The Sanofi partnership, which includes a $40 million equity investment, is a validation of our approach and the potential of our small molecule program. This strategic investment supports our research and development efforts and grants Sanofi an exclusive right of first negotiation for a global license of our TREM2 program. A defined trigger mechanism determines the timeline for this potential partnership, ensuring clarity for both parties.
This collaboration reflects the growing excitement around next-generation Alzheimer’s therapies. While existing anti-A-beta antibodies show some promise, they reduce cognitive decline by only about 30%. Our TREM2 agonist represents a complementary approach, targeting neuro-inflammation to unlock further therapeutic potential. The partnership aligns our strengths with Sanofi’s resources, paving the way for broader commercialization efforts, especially in larger indications like Alzheimer’s disease.
What progress do you hope to share next year?

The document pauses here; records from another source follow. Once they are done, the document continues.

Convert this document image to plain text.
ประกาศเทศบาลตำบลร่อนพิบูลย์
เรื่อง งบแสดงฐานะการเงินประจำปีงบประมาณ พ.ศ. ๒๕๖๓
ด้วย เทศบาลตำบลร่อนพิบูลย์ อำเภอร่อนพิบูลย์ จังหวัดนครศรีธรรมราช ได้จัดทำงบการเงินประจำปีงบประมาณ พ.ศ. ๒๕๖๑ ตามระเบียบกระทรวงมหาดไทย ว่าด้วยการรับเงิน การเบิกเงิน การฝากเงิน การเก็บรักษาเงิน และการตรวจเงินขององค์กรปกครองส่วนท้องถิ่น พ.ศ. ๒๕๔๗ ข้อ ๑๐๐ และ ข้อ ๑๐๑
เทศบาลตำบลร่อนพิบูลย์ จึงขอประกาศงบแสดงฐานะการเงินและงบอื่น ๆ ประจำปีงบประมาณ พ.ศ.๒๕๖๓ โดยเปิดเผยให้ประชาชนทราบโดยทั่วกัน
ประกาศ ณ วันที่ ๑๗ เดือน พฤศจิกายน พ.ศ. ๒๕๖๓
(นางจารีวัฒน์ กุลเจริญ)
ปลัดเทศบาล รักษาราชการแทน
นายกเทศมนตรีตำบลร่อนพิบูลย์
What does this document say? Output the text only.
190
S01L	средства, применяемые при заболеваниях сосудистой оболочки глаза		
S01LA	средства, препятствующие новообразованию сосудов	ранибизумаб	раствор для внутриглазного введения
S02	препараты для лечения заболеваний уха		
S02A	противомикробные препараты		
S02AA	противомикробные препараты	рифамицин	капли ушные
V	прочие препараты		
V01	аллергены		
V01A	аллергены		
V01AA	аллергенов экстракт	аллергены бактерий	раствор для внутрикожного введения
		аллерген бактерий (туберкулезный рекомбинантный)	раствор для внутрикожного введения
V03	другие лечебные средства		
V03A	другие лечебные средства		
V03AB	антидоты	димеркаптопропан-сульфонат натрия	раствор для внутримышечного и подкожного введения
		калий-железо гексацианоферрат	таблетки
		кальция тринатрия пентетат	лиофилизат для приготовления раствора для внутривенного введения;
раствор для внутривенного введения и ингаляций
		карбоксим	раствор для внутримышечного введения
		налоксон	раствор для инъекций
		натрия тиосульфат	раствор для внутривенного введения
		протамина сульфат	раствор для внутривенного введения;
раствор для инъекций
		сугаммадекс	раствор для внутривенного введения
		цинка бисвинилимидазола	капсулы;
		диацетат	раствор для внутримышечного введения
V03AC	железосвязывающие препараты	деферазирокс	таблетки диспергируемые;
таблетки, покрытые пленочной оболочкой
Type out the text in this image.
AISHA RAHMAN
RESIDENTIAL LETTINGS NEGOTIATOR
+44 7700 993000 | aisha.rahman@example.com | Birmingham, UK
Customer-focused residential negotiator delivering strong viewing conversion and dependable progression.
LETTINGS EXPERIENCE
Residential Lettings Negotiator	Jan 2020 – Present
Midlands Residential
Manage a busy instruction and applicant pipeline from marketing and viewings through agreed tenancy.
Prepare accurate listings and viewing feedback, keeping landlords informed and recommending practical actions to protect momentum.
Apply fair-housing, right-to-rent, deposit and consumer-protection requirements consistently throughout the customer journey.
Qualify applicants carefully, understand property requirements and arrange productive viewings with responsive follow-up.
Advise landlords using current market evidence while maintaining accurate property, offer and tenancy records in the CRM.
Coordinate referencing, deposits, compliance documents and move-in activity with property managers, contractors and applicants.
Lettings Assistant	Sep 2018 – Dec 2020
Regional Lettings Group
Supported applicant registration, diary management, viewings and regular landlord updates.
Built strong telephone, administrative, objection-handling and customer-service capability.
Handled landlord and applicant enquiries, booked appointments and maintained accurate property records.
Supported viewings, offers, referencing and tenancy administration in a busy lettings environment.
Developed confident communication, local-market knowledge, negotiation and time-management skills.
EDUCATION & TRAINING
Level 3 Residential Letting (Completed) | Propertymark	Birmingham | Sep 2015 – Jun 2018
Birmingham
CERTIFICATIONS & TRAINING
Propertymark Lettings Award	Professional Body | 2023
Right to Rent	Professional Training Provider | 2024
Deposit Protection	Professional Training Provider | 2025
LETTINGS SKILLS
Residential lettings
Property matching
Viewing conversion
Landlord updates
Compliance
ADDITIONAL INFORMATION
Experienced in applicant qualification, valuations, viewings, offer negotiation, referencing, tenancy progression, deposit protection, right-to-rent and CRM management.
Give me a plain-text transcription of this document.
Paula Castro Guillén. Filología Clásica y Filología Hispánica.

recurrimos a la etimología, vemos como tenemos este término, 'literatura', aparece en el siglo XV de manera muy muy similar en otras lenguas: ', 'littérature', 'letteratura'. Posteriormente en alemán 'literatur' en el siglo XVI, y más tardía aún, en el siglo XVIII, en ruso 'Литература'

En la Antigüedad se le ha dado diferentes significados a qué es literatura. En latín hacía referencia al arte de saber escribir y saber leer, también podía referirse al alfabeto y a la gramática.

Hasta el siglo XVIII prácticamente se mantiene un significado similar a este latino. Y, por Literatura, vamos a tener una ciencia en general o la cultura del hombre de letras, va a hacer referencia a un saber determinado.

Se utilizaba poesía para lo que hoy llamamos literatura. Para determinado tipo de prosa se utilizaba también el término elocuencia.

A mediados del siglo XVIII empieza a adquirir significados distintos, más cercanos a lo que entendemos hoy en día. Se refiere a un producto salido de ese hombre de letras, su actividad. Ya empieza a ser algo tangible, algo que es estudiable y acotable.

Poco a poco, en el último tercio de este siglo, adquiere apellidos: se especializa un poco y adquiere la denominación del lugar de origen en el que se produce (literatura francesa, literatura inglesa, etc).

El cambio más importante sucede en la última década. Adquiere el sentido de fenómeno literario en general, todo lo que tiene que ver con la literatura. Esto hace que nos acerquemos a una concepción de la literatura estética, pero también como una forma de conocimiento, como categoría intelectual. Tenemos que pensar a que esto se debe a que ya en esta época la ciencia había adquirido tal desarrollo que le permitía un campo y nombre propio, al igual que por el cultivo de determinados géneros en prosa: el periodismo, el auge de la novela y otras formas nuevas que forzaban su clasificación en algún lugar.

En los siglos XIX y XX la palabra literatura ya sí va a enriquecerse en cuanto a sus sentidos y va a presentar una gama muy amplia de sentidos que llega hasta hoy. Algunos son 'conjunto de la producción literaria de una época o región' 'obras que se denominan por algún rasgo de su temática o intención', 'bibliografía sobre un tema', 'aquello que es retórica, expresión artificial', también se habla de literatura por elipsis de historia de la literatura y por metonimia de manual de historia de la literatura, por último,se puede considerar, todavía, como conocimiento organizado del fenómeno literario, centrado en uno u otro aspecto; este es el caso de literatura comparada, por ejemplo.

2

By this time next year, we aim to share the outcomes of our ALSP Phase 2 study and the Phase 1 results for our TREM2 agonist. These milestones will be crucial as we advance our programs, particularly given the potential for accelerated approval in ALSP. Additionally, we will continue refining our strategy to expand the pipeline, leveraging insights from our dual TREM2 modalities to target broader neurodegenerative conditions.
Looking ahead, our focus remains on delivering transformative therapies to patients as efficiently as possible. Our precision-based approach and commitment to patient engagement position us uniquely to make significant strides in the field of neurodegeneration, with exciting developments on the horizon for 2025.